I’m having some trouble fully understanding how to copy from global memory to shared memory.

Let’s assume I want to do some calculations with an image.

I need values of neighbour pixels so I used the following to load them into shared memory:

   unsigned int x = blockIdx.x*blockDim.x + threadIdx.x;

    unsigned int y = blockIdx.y*blockDim.y + threadIdx.y;

    __shared__ float px[16][16];

    px[threadIdx.x][threadIdx.y] = image[y * width + x];

To do the calculations I need neighbour pixel values at a distance of 2 from the current pixel. Now the problem is that I need to get pixels which belong to the neighbour blocks if the current thread is on the border of the current block.

How can these pixel values be fetched fastly? I tried using conditionals like if (threadIdx.x == 0) … to fetch the values from the neighbour blocks but that seemed a bit slow to me and I gues that this is bad for coalescence.

Is there any clever way to do something like this?



Do you need to write back to the image ? If not, use a 2D texture. It has an automatic 2D cache that does exactly what you want + you can get bilinear interpolation for (almost) free if you need.


yes, I already used a 2D-Texture but I read somewhere on this forum that it can be faster to use SM in some cases.
I also read in this forum that it can be beneficial to use SM and texture fetches together.

But anyhow, I still could use SM for my second kernel.
The first kernel computes some values and stores them into a linear float array that is used by the second kernel. Now the second kernel can’t use the output from the first kernel as a 2D-Texture since it’s a linear memory which can’t be bound to a 2D-Texture. And if I understand correctly only Cuda-Arrays benefit properly from texture caching.

What I did is to copy the output from the first kernel into a Cuda-Array and bind that to a texture for use with the second kernel. I thought that using SM instead could be beneficial in this case.

I don’t see what the relation to shared mem is here. You can always use it after the texfetch if you repeatedly work on the values within one kernel, but you cannot communicate data between kernels with the shared mem.
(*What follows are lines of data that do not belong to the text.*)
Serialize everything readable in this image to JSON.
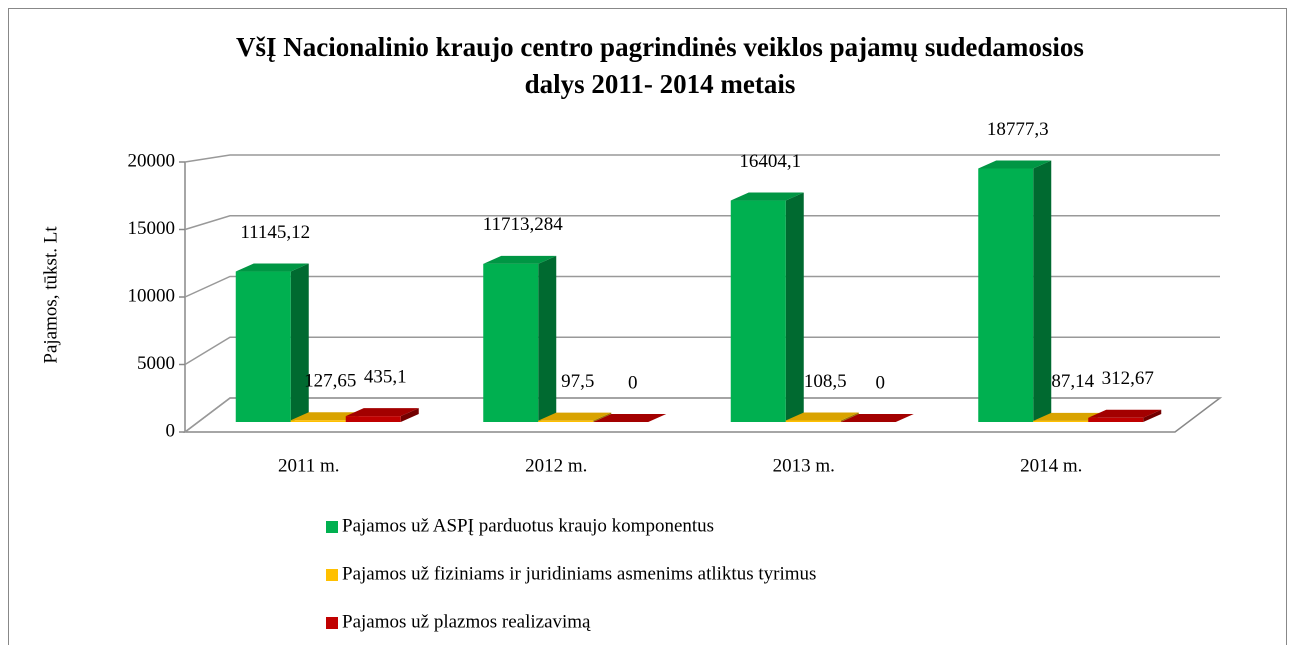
{
  "chart_data": {
    "type": "bar3d",
    "title": [
      "VšĮ Nacionalinio kraujo centro pagrindinės veiklos pajamų sudedamosios",
      "dalys 2011- 2014 metais"
    ],
    "y_label": "Pajamos, tūkst. Lt",
    "categories": [
      "2011 m.",
      "2012 m.",
      "2013 m.",
      "2014 m."
    ],
    "series": [
      {
        "name": "Pajamos už ASPĮ parduotus kraujo komponentus",
        "color": "#00b050",
        "values": [
          11145.12,
          11713.284,
          16404.1,
          18777.3
        ],
        "value_labels": [
          "11145,12",
          "11713,284",
          "16404,1",
          "18777,3"
        ]
      },
      {
        "name": "Pajamos už fiziniams ir juridiniams asmenims atliktus tyrimus",
        "color": "#ffc000",
        "values": [
          127.65,
          97.5,
          108.5,
          87.14
        ],
        "value_labels": [
          "127,65",
          "97,5",
          "108,5",
          "87,14"
        ]
      },
      {
        "name": "Pajamos už plazmos realizavimą",
        "color": "#c00000",
        "values": [
          435.1,
          0,
          0,
          312.67
        ],
        "value_labels": [
          "435,1",
          "0",
          "0",
          "312,67"
        ]
      }
    ],
    "ylim": [
      0,
      20000
    ],
    "yticks": [
      0,
      5000,
      10000,
      15000,
      20000
    ],
    "grid": true,
    "legend": "bottom"
  }
}
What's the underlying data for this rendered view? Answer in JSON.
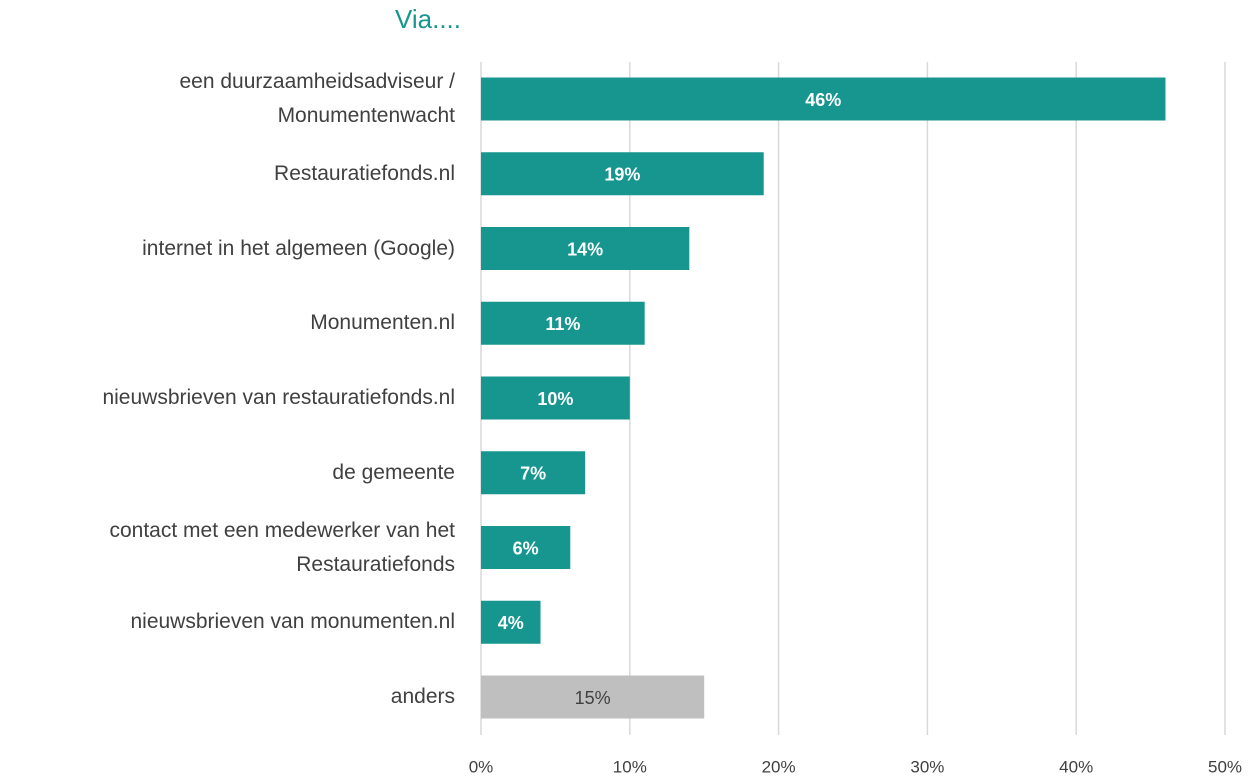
{
  "chart_data": {
    "type": "bar",
    "orientation": "horizontal",
    "title": "Via....",
    "categories": [
      "een duurzaamheidsadviseur / Monumentenwacht",
      "Restauratiefonds.nl",
      "internet in het algemeen (Google)",
      "Monumenten.nl",
      "nieuwsbrieven van restauratiefonds.nl",
      "de gemeente",
      "contact met een medewerker van het Restauratiefonds",
      "nieuwsbrieven van monumenten.nl",
      "anders"
    ],
    "values": [
      46,
      19,
      14,
      11,
      10,
      7,
      6,
      4,
      15
    ],
    "value_labels": [
      "46%",
      "19%",
      "14%",
      "11%",
      "10%",
      "7%",
      "6%",
      "4%",
      "15%"
    ],
    "colors": [
      "#17968f",
      "#17968f",
      "#17968f",
      "#17968f",
      "#17968f",
      "#17968f",
      "#17968f",
      "#17968f",
      "#bfbfbf"
    ],
    "xlim": [
      0,
      50
    ],
    "xticks": [
      {
        "value": 0,
        "label": "0%"
      },
      {
        "value": 10,
        "label": "10%"
      },
      {
        "value": 20,
        "label": "20%"
      },
      {
        "value": 30,
        "label": "30%"
      },
      {
        "value": 40,
        "label": "40%"
      },
      {
        "value": 50,
        "label": "50%"
      }
    ],
    "grid": true
  }
}
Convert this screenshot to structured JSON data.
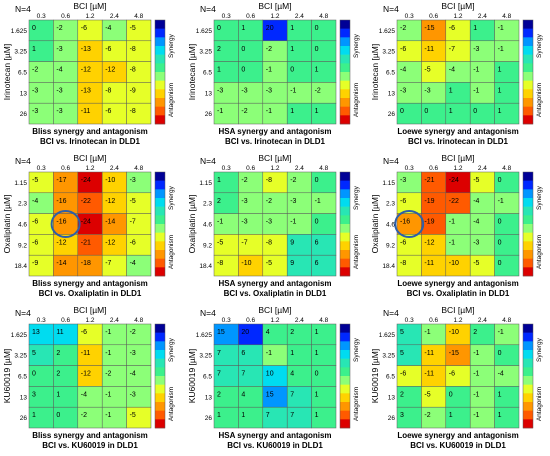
{
  "colors": {
    "scale": [
      "#dc0000",
      "#ff5a00",
      "#ff9600",
      "#ffd200",
      "#e6ff28",
      "#8cff78",
      "#3cf08c",
      "#28e6b4",
      "#00dcf0",
      "#0096ff",
      "#0028ff",
      "#000096"
    ],
    "border": "#5a5a5a",
    "highlight": "#2e5fa8"
  },
  "chart_data": [
    {
      "type": "heatmap",
      "n_label": "N=4",
      "title": "Bliss synergy and antagonism",
      "subtitle": "BCI vs. Irinotecan in DLD1",
      "xlabel": "BCI [µM]",
      "ylabel": "Irinotecan [µM]",
      "x_ticks": [
        "0.3",
        "0.6",
        "1.2",
        "2.4",
        "4.8"
      ],
      "y_ticks": [
        "1.625",
        "3.25",
        "6.5",
        "13",
        "26"
      ],
      "colorbar_labels": [
        "Synergy",
        "Antagonism"
      ],
      "values": [
        [
          0,
          -2,
          -6,
          -4,
          -5
        ],
        [
          1,
          -3,
          -13,
          -6,
          -8
        ],
        [
          -2,
          -4,
          -12,
          -12,
          -8
        ],
        [
          -3,
          -3,
          -13,
          -8,
          -9
        ],
        [
          -3,
          -3,
          -11,
          -6,
          -8
        ]
      ],
      "highlight": null
    },
    {
      "type": "heatmap",
      "n_label": "N=4",
      "title": "HSA synergy and antagonism",
      "subtitle": "BCI vs. Irinotecan in DLD1",
      "xlabel": "BCI [µM]",
      "ylabel": "Irinotecan [µM]",
      "x_ticks": [
        "0.3",
        "0.6",
        "1.2",
        "2.4",
        "4.8"
      ],
      "y_ticks": [
        "1.625",
        "3.25",
        "6.5",
        "13",
        "26"
      ],
      "colorbar_labels": [
        "Synergy",
        "Antagonism"
      ],
      "values": [
        [
          0,
          1,
          20,
          1,
          0
        ],
        [
          2,
          0,
          -2,
          1,
          0
        ],
        [
          1,
          0,
          -1,
          0,
          1
        ],
        [
          -3,
          -3,
          -3,
          -1,
          -2
        ],
        [
          -1,
          -2,
          -1,
          1,
          1
        ]
      ],
      "highlight": null
    },
    {
      "type": "heatmap",
      "n_label": "N=4",
      "title": "Loewe synergy and antagonism",
      "subtitle": "BCI vs. Irinotecan in DLD1",
      "xlabel": "BCI [µM]",
      "ylabel": "Irinotecan [µM]",
      "x_ticks": [
        "0.3",
        "0.6",
        "1.2",
        "2.4",
        "4.8"
      ],
      "y_ticks": [
        "1.625",
        "3.25",
        "6.5",
        "13",
        "26"
      ],
      "colorbar_labels": [
        "Synergy",
        "Antagonism"
      ],
      "values": [
        [
          -2,
          -15,
          -6,
          1,
          -1
        ],
        [
          -6,
          -11,
          -7,
          -3,
          -1
        ],
        [
          -4,
          -5,
          -4,
          -1,
          1
        ],
        [
          -3,
          -3,
          1,
          -1,
          1
        ],
        [
          0,
          0,
          1,
          0,
          1
        ]
      ],
      "highlight": null
    },
    {
      "type": "heatmap",
      "n_label": "N=4",
      "title": "Bliss synergy and antagonism",
      "subtitle": "BCI vs. Oxaliplatin in DLD1",
      "xlabel": "BCI [µM]",
      "ylabel": "Oxaliplatin [µM]",
      "x_ticks": [
        "0.3",
        "0.6",
        "1.2",
        "2.4",
        "4.8"
      ],
      "y_ticks": [
        "1.15",
        "2.3",
        "4.6",
        "9.2",
        "18.4"
      ],
      "colorbar_labels": [
        "Synergy",
        "Antagonism"
      ],
      "values": [
        [
          -5,
          -17,
          -24,
          -10,
          -3
        ],
        [
          -4,
          -16,
          -22,
          -12,
          -5
        ],
        [
          -6,
          -16,
          -24,
          -14,
          -7
        ],
        [
          -6,
          -12,
          -21,
          -12,
          -6
        ],
        [
          -9,
          -14,
          -18,
          -7,
          -4
        ]
      ],
      "highlight": [
        2,
        1
      ]
    },
    {
      "type": "heatmap",
      "n_label": "N=4",
      "title": "HSA synergy and antagonism",
      "subtitle": "BCI vs. Oxaliplatin in DLD1",
      "xlabel": "BCI [µM]",
      "ylabel": "Oxaliplatin [µM]",
      "x_ticks": [
        "0.3",
        "0.6",
        "1.2",
        "2.4",
        "4.8"
      ],
      "y_ticks": [
        "1.15",
        "2.3",
        "4.6",
        "9.2",
        "18.4"
      ],
      "colorbar_labels": [
        "Synergy",
        "Antagonism"
      ],
      "values": [
        [
          1,
          -2,
          -8,
          -2,
          0
        ],
        [
          2,
          -3,
          -2,
          -3,
          -1
        ],
        [
          -1,
          -3,
          -3,
          -1,
          0
        ],
        [
          -5,
          -7,
          -8,
          9,
          6
        ],
        [
          -8,
          -10,
          -5,
          9,
          6
        ]
      ],
      "highlight": null
    },
    {
      "type": "heatmap",
      "n_label": "N=4",
      "title": "Loewe synergy and antagonism",
      "subtitle": "BCI vs. Oxaliplatin in DLD1",
      "xlabel": "BCI [µM]",
      "ylabel": "Oxaliplatin [µM]",
      "x_ticks": [
        "0.3",
        "0.6",
        "1.2",
        "2.4",
        "4.8"
      ],
      "y_ticks": [
        "1.15",
        "2.3",
        "4.6",
        "9.2",
        "18.4"
      ],
      "colorbar_labels": [
        "Synergy",
        "Antagonism"
      ],
      "values": [
        [
          -3,
          -21,
          -24,
          -5,
          0
        ],
        [
          -6,
          -19,
          -22,
          -4,
          -1
        ],
        [
          -16,
          -19,
          -1,
          -4,
          0
        ],
        [
          -6,
          -12,
          -1,
          -3,
          0
        ],
        [
          -8,
          -11,
          -10,
          -5,
          0
        ]
      ],
      "highlight": [
        2,
        0
      ]
    },
    {
      "type": "heatmap",
      "n_label": "N=4",
      "title": "Bliss synergy and antagonism",
      "subtitle": "BCI vs. KU60019 in DLD1",
      "xlabel": "BCI [µM]",
      "ylabel": "KU60019 [µM]",
      "x_ticks": [
        "0.3",
        "0.6",
        "1.2",
        "2.4",
        "4.8"
      ],
      "y_ticks": [
        "1.625",
        "3.25",
        "6.5",
        "13",
        "26"
      ],
      "colorbar_labels": [
        "Synergy",
        "Antagonism"
      ],
      "values": [
        [
          13,
          11,
          -6,
          -1,
          -2
        ],
        [
          5,
          2,
          -11,
          -1,
          -3
        ],
        [
          0,
          2,
          -12,
          -2,
          -4
        ],
        [
          3,
          1,
          -4,
          -1,
          -3
        ],
        [
          1,
          0,
          -2,
          -1,
          -5
        ]
      ],
      "highlight": null
    },
    {
      "type": "heatmap",
      "n_label": "N=4",
      "title": "HSA synergy and antagonism",
      "subtitle": "BCI vs. KU60019 in DLD1",
      "xlabel": "BCI [µM]",
      "ylabel": "KU60019 [µM]",
      "x_ticks": [
        "0.3",
        "0.6",
        "1.2",
        "2.4",
        "4.8"
      ],
      "y_ticks": [
        "1.625",
        "3.25",
        "6.5",
        "13",
        "26"
      ],
      "colorbar_labels": [
        "Synergy",
        "Antagonism"
      ],
      "values": [
        [
          15,
          20,
          4,
          2,
          1
        ],
        [
          7,
          6,
          -1,
          1,
          1
        ],
        [
          7,
          7,
          10,
          4,
          0
        ],
        [
          2,
          4,
          15,
          7,
          1
        ],
        [
          1,
          1,
          7,
          7,
          1
        ]
      ],
      "highlight": null
    },
    {
      "type": "heatmap",
      "n_label": "N=4",
      "title": "Loewe synergy and antagonism",
      "subtitle": "BCI vs. KU60019 in DLD1",
      "xlabel": "BCI [µM]",
      "ylabel": "KU60019 [µM]",
      "x_ticks": [
        "0.3",
        "0.6",
        "1.2",
        "2.4",
        "4.8"
      ],
      "y_ticks": [
        "1.625",
        "3.25",
        "6.5",
        "13",
        "26"
      ],
      "colorbar_labels": [
        "Synergy",
        "Antagonism"
      ],
      "values": [
        [
          5,
          -1,
          -10,
          2,
          -1
        ],
        [
          5,
          -11,
          -15,
          -1,
          0
        ],
        [
          -6,
          -11,
          -6,
          -1,
          -4
        ],
        [
          2,
          -5,
          0,
          -1,
          1
        ],
        [
          3,
          -2,
          1,
          -1,
          1
        ]
      ],
      "highlight": null
    }
  ]
}
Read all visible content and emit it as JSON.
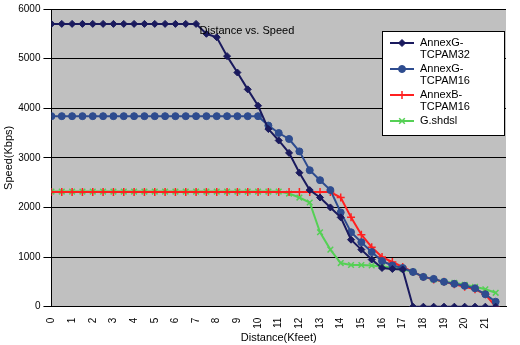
{
  "chart_data": {
    "type": "line",
    "title": "Distance vs. Speed",
    "x_label": "Distance(Kfeet)",
    "y_label": "Speed(Kbps)",
    "x": [
      0,
      0.5,
      1,
      1.5,
      2,
      2.5,
      3,
      3.5,
      4,
      4.5,
      5,
      5.5,
      6,
      6.5,
      7,
      7.5,
      8,
      8.5,
      9,
      9.5,
      10,
      10.5,
      11,
      11.5,
      12,
      12.5,
      13,
      13.5,
      14,
      14.5,
      15,
      15.5,
      16,
      16.5,
      17,
      17.5,
      18,
      18.5,
      19,
      19.5,
      20,
      20.5,
      21,
      21.5
    ],
    "xlim": [
      0,
      22
    ],
    "xticks": [
      0,
      1,
      2,
      3,
      4,
      5,
      6,
      7,
      8,
      9,
      10,
      11,
      12,
      13,
      14,
      15,
      16,
      17,
      18,
      19,
      20,
      21
    ],
    "ylim": [
      0,
      6000
    ],
    "yticks": [
      0,
      1000,
      2000,
      3000,
      4000,
      5000,
      6000
    ],
    "grid": "y",
    "legend": "top-right",
    "series": [
      {
        "name": "AnnexG-TCPAM32",
        "color": "#1a1a5e",
        "marker": "diamond",
        "line_style": "solid",
        "values": [
          5700,
          5700,
          5700,
          5700,
          5700,
          5700,
          5700,
          5700,
          5700,
          5700,
          5700,
          5700,
          5700,
          5700,
          5700,
          5500,
          5430,
          5050,
          4720,
          4380,
          4050,
          3580,
          3350,
          3100,
          2700,
          2350,
          2200,
          2000,
          1800,
          1350,
          1150,
          950,
          780,
          760,
          750,
          0,
          0,
          0,
          0,
          0,
          0,
          0,
          0,
          0
        ]
      },
      {
        "name": "AnnexG-TCPAM16",
        "color": "#2e4c8f",
        "marker": "circle",
        "line_style": "solid",
        "values": [
          3840,
          3840,
          3840,
          3840,
          3840,
          3840,
          3840,
          3840,
          3840,
          3840,
          3840,
          3840,
          3840,
          3840,
          3840,
          3840,
          3840,
          3840,
          3840,
          3840,
          3840,
          3650,
          3500,
          3380,
          3130,
          2750,
          2550,
          2350,
          1900,
          1500,
          1300,
          1100,
          920,
          830,
          780,
          700,
          600,
          560,
          500,
          460,
          420,
          370,
          250,
          100
        ]
      },
      {
        "name": "AnnexB-TCPAM16",
        "color": "#ff2020",
        "marker": "plus",
        "line_style": "solid",
        "values": [
          2310,
          2310,
          2310,
          2310,
          2310,
          2310,
          2310,
          2310,
          2310,
          2310,
          2310,
          2310,
          2310,
          2310,
          2310,
          2310,
          2310,
          2310,
          2310,
          2310,
          2310,
          2310,
          2310,
          2310,
          2310,
          2310,
          2310,
          2310,
          2200,
          1800,
          1450,
          1200,
          1000,
          900,
          800,
          700,
          600,
          550,
          500,
          450,
          400,
          350,
          250,
          0
        ]
      },
      {
        "name": "G.shdsl",
        "color": "#55d055",
        "marker": "x",
        "line_style": "solid",
        "values": [
          2320,
          2320,
          2320,
          2320,
          2320,
          2320,
          2320,
          2320,
          2320,
          2320,
          2320,
          2320,
          2320,
          2320,
          2320,
          2320,
          2320,
          2320,
          2320,
          2320,
          2320,
          2320,
          2320,
          2280,
          2200,
          2100,
          1500,
          1150,
          880,
          840,
          840,
          830,
          810,
          790,
          760,
          700,
          600,
          550,
          500,
          480,
          440,
          400,
          350,
          280
        ]
      }
    ]
  }
}
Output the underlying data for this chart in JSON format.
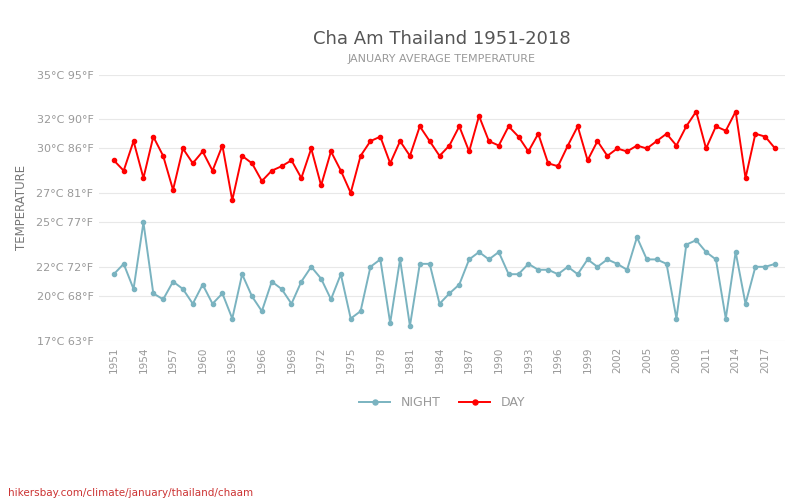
{
  "title": "Cha Am Thailand 1951-2018",
  "subtitle": "JANUARY AVERAGE TEMPERATURE",
  "ylabel": "TEMPERATURE",
  "watermark": "hikersbay.com/climate/january/thailand/chaam",
  "years": [
    1951,
    1952,
    1953,
    1954,
    1955,
    1956,
    1957,
    1958,
    1959,
    1960,
    1961,
    1962,
    1963,
    1964,
    1965,
    1966,
    1967,
    1968,
    1969,
    1970,
    1971,
    1972,
    1973,
    1974,
    1975,
    1976,
    1977,
    1978,
    1979,
    1980,
    1981,
    1982,
    1983,
    1984,
    1985,
    1986,
    1987,
    1988,
    1989,
    1990,
    1991,
    1992,
    1993,
    1994,
    1995,
    1996,
    1997,
    1998,
    1999,
    2000,
    2001,
    2002,
    2003,
    2004,
    2005,
    2006,
    2007,
    2008,
    2009,
    2010,
    2011,
    2012,
    2013,
    2014,
    2015,
    2016,
    2017,
    2018
  ],
  "day_temps": [
    29.2,
    28.5,
    30.5,
    28.0,
    30.8,
    29.5,
    27.2,
    30.0,
    29.0,
    29.8,
    28.5,
    30.2,
    26.5,
    29.5,
    29.0,
    27.8,
    28.5,
    28.8,
    29.2,
    28.0,
    30.0,
    27.5,
    29.8,
    28.5,
    27.0,
    29.5,
    30.5,
    30.8,
    29.0,
    30.5,
    29.5,
    31.5,
    30.5,
    29.5,
    30.2,
    31.5,
    29.8,
    32.2,
    30.5,
    30.2,
    31.5,
    30.8,
    29.8,
    31.0,
    29.0,
    28.8,
    30.2,
    31.5,
    29.2,
    30.5,
    29.5,
    30.0,
    29.8,
    30.2,
    30.0,
    30.5,
    31.0,
    30.2,
    31.5,
    32.5,
    30.0,
    31.5,
    31.2,
    32.5,
    28.0,
    31.0,
    30.8,
    30.0
  ],
  "night_temps": [
    21.5,
    22.2,
    20.5,
    25.0,
    20.2,
    19.8,
    21.0,
    20.5,
    19.5,
    20.8,
    19.5,
    20.2,
    18.5,
    21.5,
    20.0,
    19.0,
    21.0,
    20.5,
    19.5,
    21.0,
    22.0,
    21.2,
    19.8,
    21.5,
    18.5,
    19.0,
    22.0,
    22.5,
    18.2,
    22.5,
    18.0,
    22.2,
    22.2,
    19.5,
    20.2,
    20.8,
    22.5,
    23.0,
    22.5,
    23.0,
    21.5,
    21.5,
    22.2,
    21.8,
    21.8,
    21.5,
    22.0,
    21.5,
    22.5,
    22.0,
    22.5,
    22.2,
    21.8,
    24.0,
    22.5,
    22.5,
    22.2,
    18.5,
    23.5,
    23.8,
    23.0,
    22.5,
    18.5,
    23.0,
    19.5,
    22.0,
    22.0,
    22.2
  ],
  "day_color": "#ff0000",
  "night_color": "#7ab3c0",
  "title_color": "#555555",
  "subtitle_color": "#999999",
  "ylabel_color": "#777777",
  "tick_color": "#999999",
  "grid_color": "#e8e8e8",
  "background_color": "#ffffff",
  "ylim_min": 17,
  "ylim_max": 35,
  "yticks_c": [
    17,
    20,
    22,
    25,
    27,
    30,
    32,
    35
  ],
  "yticks_f": [
    63,
    68,
    72,
    77,
    81,
    86,
    90,
    95
  ],
  "marker_size": 3.0,
  "line_width": 1.4,
  "watermark_color": "#cc3333",
  "legend_night_label": "NIGHT",
  "legend_day_label": "DAY"
}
I don’t want to communicate between two kernels using shared memory.
I just wanted to use Shared Mem for my second kernel since texture catches aren’t cached for 1D Textures bound to linear memory.

You just need to expand your shared memory array to be large enough to hold a block and its “apron” region. For a filter with radius 3 pixels, for example you need to have the block be 16 + 2*3 by 16 + 2 * 3 instead of 16 by 16. Then each block loads in the data it needs as usual. Yes, coalescing can be a problem in this case, see the discussion in the convolution white paper in the SDK.

As for your comment about non-cached 1D linear textures – that’s incorrect. I may have made that statement in the past on this forum, but I was mistaken.